INTRODUCTION MicroRNAs, single-stranded non-coding RNAs that function by reducing translation or causing degradation of target mRNAs, have been shown to play roles in multiple hallmarks of GBM, suggesting they may be of therapeutic importance. METHODS: The miRIDIAN mimic library (Dharmacon) that encompasses all human microRNAs annotated in miRBase v16.0 was used with a high-throughput imaging platform (Operetta) to identify microRNAs with potent effects on GBM cell proliferation and survival. Screens were performed in duplicate on U251 (adult) and KNS42 (paediatric) GBM cell lines. Cell number (nuclei count) was assessed 72h post-transfection and expressed as a z-score for each microRNA. MicroRNAs were considered significant candidates if their mean z-score was below zero and if it differed from that of the negative control by at least two standard deviations. Validation included RTqPCR, imaging and flow cytometry based assays. RESULTS: The functional screens resulted in approximately 100 candidates per cell line with 70% overlap between them. Based on available knowledge and potential relevance for GBM therapy, seven initial microRNAs candidates were chosen for further validation in a panel of four adult and two paediatric GBM cell lines: miR-34a-5p, miR-34b-5p, miR-34c-5p, miR-449a-5p, miR-449b-5p which all share a common seed sequence; miR-340-5p and miR-X. Of these candidates miR-X was identified as having the most potent, robust effects.
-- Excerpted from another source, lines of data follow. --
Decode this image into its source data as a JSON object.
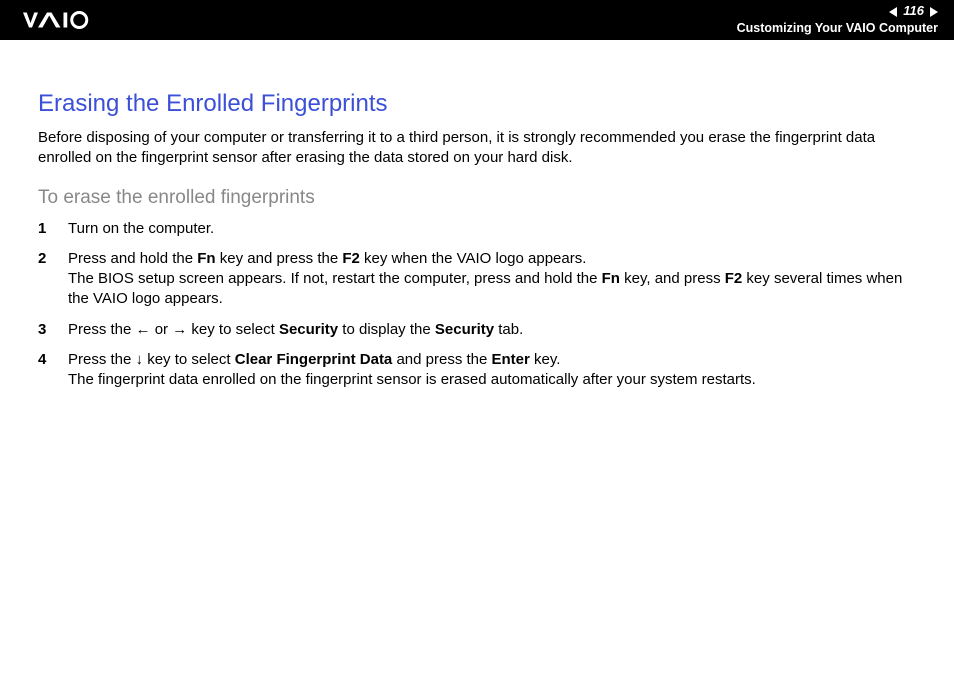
{
  "header": {
    "page_number": "116",
    "breadcrumb": "Customizing Your VAIO Computer"
  },
  "title": "Erasing the Enrolled Fingerprints",
  "intro": "Before disposing of your computer or transferring it to a third person, it is strongly recommended you erase the fingerprint data enrolled on the fingerprint sensor after erasing the data stored on your hard disk.",
  "subhead": "To erase the enrolled fingerprints",
  "steps": {
    "s1": {
      "num": "1",
      "body": "Turn on the computer."
    },
    "s2": {
      "num": "2",
      "p1a": "Press and hold the ",
      "p1b": "Fn",
      "p1c": " key and press the ",
      "p1d": "F2",
      "p1e": " key when the VAIO logo appears.",
      "p2a": "The BIOS setup screen appears. If not, restart the computer, press and hold the ",
      "p2b": "Fn",
      "p2c": " key, and press ",
      "p2d": "F2",
      "p2e": " key several times when the VAIO logo appears."
    },
    "s3": {
      "num": "3",
      "a": "Press the ",
      "b": " or ",
      "c": " key to select ",
      "d": "Security",
      "e": " to display the ",
      "f": "Security",
      "g": " tab."
    },
    "s4": {
      "num": "4",
      "a": "Press the ",
      "b": " key to select ",
      "c": "Clear Fingerprint Data",
      "d": " and press the ",
      "e": "Enter",
      "f": " key.",
      "p2": "The fingerprint data enrolled on the fingerprint sensor is erased automatically after your system restarts."
    }
  }
}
MiR-X consistently caused a G2M cell cycle arrest followed by apoptosis in all cell lines and has predicted targets involved in the induction of the cytoskeleton rearrangement and non-canonical Wnt pathways following the G2M phase transition. This phenotype was specific to mimic-miR-X transfected cells. CONCLUSION: We have identified a novel potent pro-apoptotic microRNA in GBM that may be relevant for therapy. Work is ongoing to characterise the mechanism responsible for this effect and test for efficacy in vivo.